Tabii ki siyaset kurumu eliyle.
Ama siyaset kurumu da cehennemin bir parçası olmuş ise… O zaman ne yapacağız?
Siyaset kurumu dediğimizde ne anlıyoruz? “Devletin kamu düzenini sağlama, ülke ve insan yönetimini gerçekleştirme görevini yerine getiren bir kurum” değil mi?
Hangi kamu düzeni?
Hangi ülke yönetimi?
Hangi insan yönetimi?
Küresel uyuşturucu baronlarının mekân tuttuğu, hukukun yargı tarafından katledildiği, ülkenin tüm dünya göstergelerinde sürekli geriye kaydığı, insanların sefalet içinde çırpındığı bir ülkede demokratik ve sağlıklı bir siyaset kurumundan nasıl söz edebileceğiz?

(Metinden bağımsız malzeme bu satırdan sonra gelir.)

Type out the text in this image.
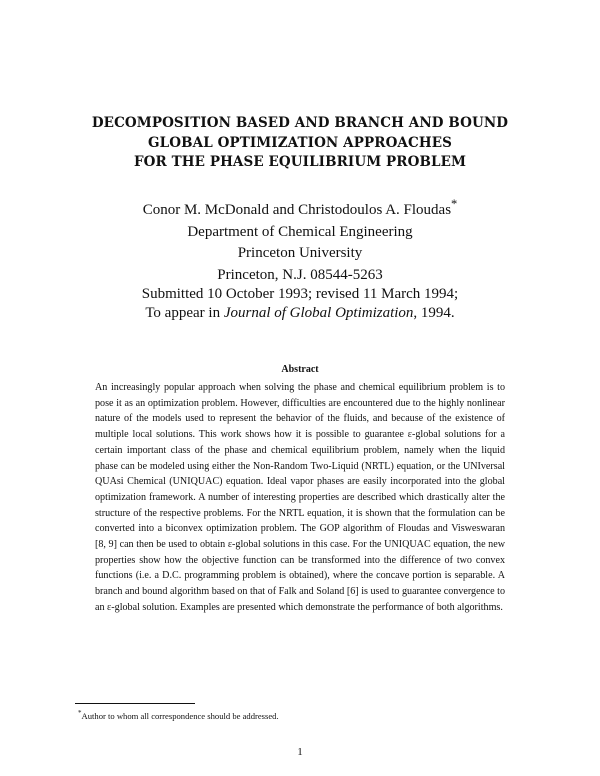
DECOMPOSITION BASED AND BRANCH AND BOUND
GLOBAL OPTIMIZATION APPROACHES
FOR THE PHASE EQUILIBRIUM PROBLEM
Conor M. McDonald and Christodoulos A. Floudas*
Department of Chemical Engineering
Princeton University
Princeton, N.J. 08544-5263
Submitted 10 October 1993; revised 11 March 1994;
To appear in Journal of Global Optimization, 1994.
Abstract

An increasingly popular approach when solving the phase and chemical equilibrium problem is to pose it as an optimization problem. However, difficulties are encountered due to the highly nonlinear nature of the models used to represent the behavior of the fluids, and because of the existence of multiple local solutions. This work shows how it is possible to guarantee ε-global solutions for a certain important class of the phase and chemical equilibrium problem, namely when the liquid phase can be modeled using either the Non-Random Two-Liquid (NRTL) equation, or the UNIversal QUAsi Chemical (UNIQUAC) equation. Ideal vapor phases are easily incorporated into the global optimization framework. A number of interesting properties are described which drastically alter the structure of the respective problems. For the NRTL equation, it is shown that the formulation can be converted into a biconvex optimization problem. The GOP algorithm of Floudas and Visweswaran [8, 9] can then be used to obtain ε-global solutions in this case. For the UNIQUAC equation, the new properties show how the objective function can be transformed into the difference of two convex functions (i.e. a D.C. programming problem is obtained), where the concave portion is separable. A branch and bound algorithm based on that of Falk and Soland [6] is used to guarantee convergence to an ε-global solution. Examples are presented which demonstrate the performance of both algorithms.

*Author to whom all correspondence should be addressed.
1
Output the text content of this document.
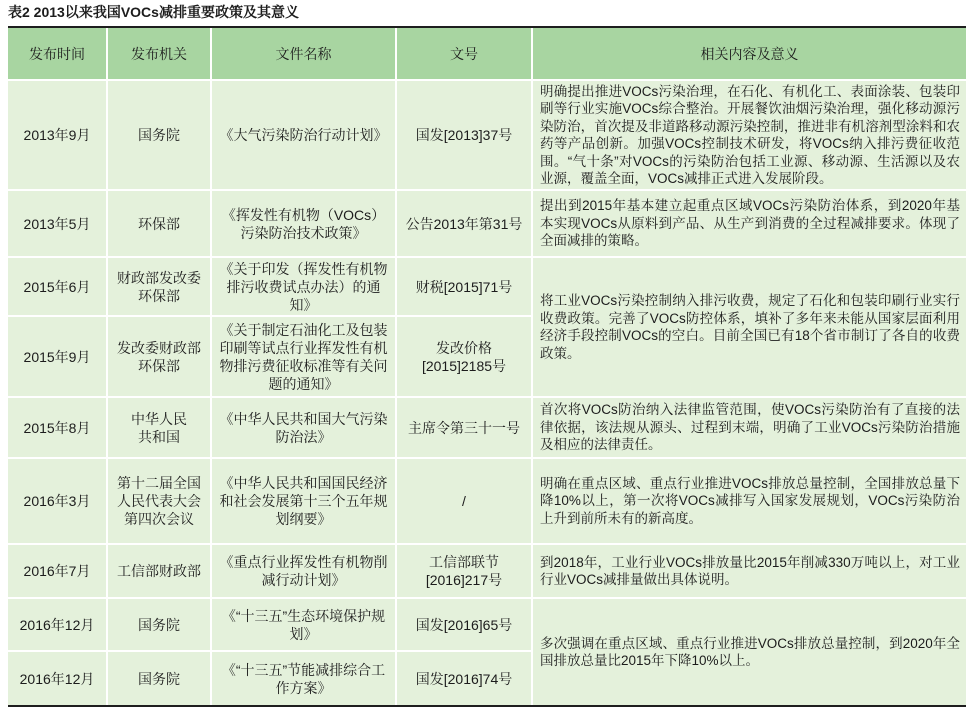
表2 2013以来我国VOCs减排重要政策及其意义
发布时间	发布机关	文件名称	文号	相关内容及意义
2013年9月	国务院	《大气污染防治行动计划》	国发[2013]37号	明确提出推进VOCs污染治理，在石化、有机化工、表面涂装、包装印刷等行业实施VOCs综合整治。开展餐饮油烟污染治理，强化移动源污染防治，首次提及非道路移动源污染控制，推进非有机溶剂型涂料和农药等产品创新。加强VOCs控制技术研发，将VOCs纳入排污费征收范围。“气十条”对VOCs的污染防治包括工业源、移动源、生活源以及农业源，覆盖全面，VOCs减排正式进入发展阶段。
2013年5月	环保部	《挥发性有机物（VOCs）污染防治技术政策》	公告2013年第31号	提出到2015年基本建立起重点区域VOCs污染防治体系，到2020年基本实现VOCs从原料到产品、从生产到消费的全过程减排要求。体现了全面减排的策略。
2015年6月	财政部发改委环保部	《关于印发（挥发性有机物排污收费试点办法）的通知》	财税[2015]71号	将工业VOCs污染控制纳入排污收费，规定了石化和包装印刷行业实行收费政策。完善了VOCs防控体系，填补了多年来未能从国家层面利用经济手段控制VOCs的空白。目前全国已有18个省市制订了各自的收费政策。
2015年9月	发改委财政部环保部	《关于制定石油化工及包装印刷等试点行业挥发性有机物排污费征收标准等有关问题的通知》	发改价格[2015]2185号	
2015年8月	中华人民共和国	《中华人民共和国大气污染防治法》	主席令第三十一号	首次将VOCs防治纳入法律监管范围，使VOCs污染防治有了直接的法律依据，该法规从源头、过程到末端，明确了工业VOCs污染防治措施及相应的法律责任。
2016年3月	第十二届全国人民代表大会第四次会议	《中华人民共和国国民经济和社会发展第十三个五年规划纲要》	/	明确在重点区域、重点行业推进VOCs排放总量控制，全国排放总量下降10%以上，第一次将VOCs减排写入国家发展规划，VOCs污染防治上升到前所未有的新高度。
2016年7月	工信部财政部	《重点行业挥发性有机物削减行动计划》	工信部联节[2016]217号	到2018年，工业行业VOCs排放量比2015年削减330万吨以上，对工业行业VOCs减排量做出具体说明。
2016年12月	国务院	《“十三五”生态环境保护规划》	国发[2016]65号	多次强调在重点区域、重点行业推进VOCs排放总量控制，到2020年全国排放总量比2015年下降10%以上。
2016年12月	国务院	《“十三五”节能减排综合工作方案》	国发[2016]74号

Bütün partilerin topluca oy kaybettiği bir ülkede demokratik kurtuluş için önce siyaset kurumunun demokratikleşmesi gerekiyor.
Siyasette bir taraftan çatışan fikirler, farklı istekler ve birbirine zıt çıkarlar bulunur… Diğer taraftan insanlar ortak kurallar çerçevesinde, barış içerisinde yaşamaya, iş birliği yapmaya ve uzlaşmaya çalışır.
Zıt çıkarlar ve barış içinde uzlaşma… Bu çelişkili duran hedefleri, demokratik yarışma kuralları ahenkli bir hale getirir.